Wednesday, November 11, 2009

Fortune cookies

Crowded elevator always smell different to midget.

Dumb man climb tree to get cherry, wise man spread limbs.

Don't drink and park - accidents cause people.

State of pregnancy exist when woman takes seriously something poked in fun.

He who buries a man's wife alive, should not expect to sit at that man's dinner table without the subject coming up.

He who plays with self, pulls boner.

Baseball all wrong -- man with four balls cannot walk.

House without toilet is uncanny.

Man trapped in brothel get jerked around.

Man's wife his better half, his mistress his better whole.

Panties not best thing on earth, but next to it.

It is good for girl to meet boy in park, but better for boy to park meat in girl.

Man have more hair on chest than woman, but on whole woman have more.

Man who cut self while shaving, lose face.

Man who eats photo of father, soon spitting-image of father.

Man who lay woman on ground gets piece on earth.

Man who plays with self pulls boner.

Man who take sleeping pill and laxative on the same night will wake up in deep sh*t.

Man who pushes piano down mineshaft get tone of A flat miner.

Man who sneezes without tissue takes matters in his own hands.

Wise man never play leapfrog with unicorn.

Man who suck woman's tit make clean breast of things.

Man who walk in middle of road get run over by bus.

Wife not part of furniture, until screwed on bed.

Woman laid in tomb may soon become mummy.

Man who fall in vat of molten glass make spectacle of self.

Man who jizz in cash register come into money.

Man with tight trousers is pressing his luck.

Man who gets kicked in testicles, left holding bag.

Man who crosses the ocean twice without washing is a dirty double crosser.

Man who drive like hell, bound to get there.

Man trapped in pantry have ass in jam.

Don't sweat the petty stuff ... and don't pet the sweaty stuff.

Woman who wear jockstrap have make believe ballroom.
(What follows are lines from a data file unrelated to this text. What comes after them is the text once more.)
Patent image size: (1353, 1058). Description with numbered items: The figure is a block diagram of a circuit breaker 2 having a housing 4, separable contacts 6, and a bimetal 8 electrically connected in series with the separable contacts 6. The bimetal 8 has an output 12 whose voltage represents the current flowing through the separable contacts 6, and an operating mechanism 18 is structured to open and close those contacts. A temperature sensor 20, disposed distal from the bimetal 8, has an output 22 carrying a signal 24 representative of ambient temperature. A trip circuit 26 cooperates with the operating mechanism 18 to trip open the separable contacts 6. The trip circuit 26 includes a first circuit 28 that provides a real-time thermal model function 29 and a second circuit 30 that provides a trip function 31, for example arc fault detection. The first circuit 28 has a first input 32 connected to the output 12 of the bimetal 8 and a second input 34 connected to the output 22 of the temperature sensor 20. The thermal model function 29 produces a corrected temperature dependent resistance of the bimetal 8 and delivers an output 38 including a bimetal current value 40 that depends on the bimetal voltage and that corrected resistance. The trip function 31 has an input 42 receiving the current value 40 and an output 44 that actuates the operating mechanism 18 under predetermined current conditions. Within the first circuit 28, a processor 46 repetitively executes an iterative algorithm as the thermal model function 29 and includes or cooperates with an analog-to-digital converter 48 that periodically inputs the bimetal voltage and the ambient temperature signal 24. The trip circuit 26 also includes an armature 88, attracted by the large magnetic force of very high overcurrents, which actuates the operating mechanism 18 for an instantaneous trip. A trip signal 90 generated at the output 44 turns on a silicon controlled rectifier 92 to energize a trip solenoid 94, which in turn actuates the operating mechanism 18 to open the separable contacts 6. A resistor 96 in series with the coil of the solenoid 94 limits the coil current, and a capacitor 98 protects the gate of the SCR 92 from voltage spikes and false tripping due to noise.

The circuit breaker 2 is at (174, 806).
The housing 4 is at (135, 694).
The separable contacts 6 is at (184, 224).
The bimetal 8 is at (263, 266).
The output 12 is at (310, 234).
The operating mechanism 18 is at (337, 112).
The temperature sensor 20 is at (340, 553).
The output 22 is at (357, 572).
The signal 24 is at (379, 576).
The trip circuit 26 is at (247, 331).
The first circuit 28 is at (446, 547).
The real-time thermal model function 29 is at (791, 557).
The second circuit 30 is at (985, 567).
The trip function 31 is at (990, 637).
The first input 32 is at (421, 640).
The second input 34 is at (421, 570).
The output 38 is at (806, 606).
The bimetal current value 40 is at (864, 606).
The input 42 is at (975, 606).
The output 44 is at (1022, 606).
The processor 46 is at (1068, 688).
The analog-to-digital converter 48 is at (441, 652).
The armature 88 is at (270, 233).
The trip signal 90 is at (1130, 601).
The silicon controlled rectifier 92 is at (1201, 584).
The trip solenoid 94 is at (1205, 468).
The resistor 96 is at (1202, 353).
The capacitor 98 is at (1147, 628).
Woman who slides down banister makes monkey shine.

Man who scratches ass should not bite fingernails.

Man who tell one too many light bulb jokes soon burn out.

Woman who puts detergent on top shelf, jump for Joy.

Tuesday, November 3, 2009

A story in text

The following text exchange between my dear friend, Zander, and I took place today.

Me: Just got a wrong number TEXT asking "do u wanna hookup?" I replied u have wrong number but gl on ur hookup.

Zander:You should have said 'send me a pic of your penis and I will think about it'

Me:Rofl. Damn. Didn't think of that!

Me: Omg. He just asked me how old I am. I said prob old enuf to b his mom. He asked again. I said 38 he said he's 27 wanna hookup? I said no thnx but gl. WTFG???

Zander: Are you 38 or 83? The gods are telling u to dust off the bat cave and get laid!

Me: Giggle. The bats swooping out might give him a heart attack. Then I'd hafta call 911. Then the medics would see my bat cave. Then they would pass out.

Me: Then I'd get arrested for serial death by hoohoo, would be on all the trashy tv shows, my family would be horrified, the court would be cheering, the cats would be homeless. All cause I wanted to get a little. So no. I think I'll pass on that for now.

Zander: Death by hoo hoo: the serial killer and her bat cave on the next Oprah.

Me: Rofl. Exactly! And Tyra would say that HER hoohoo is more killer than mine.

Me: Giggle..is what u & I r having a "textversation"? And did I just invent that word?

And people tell me I'M the crazy one?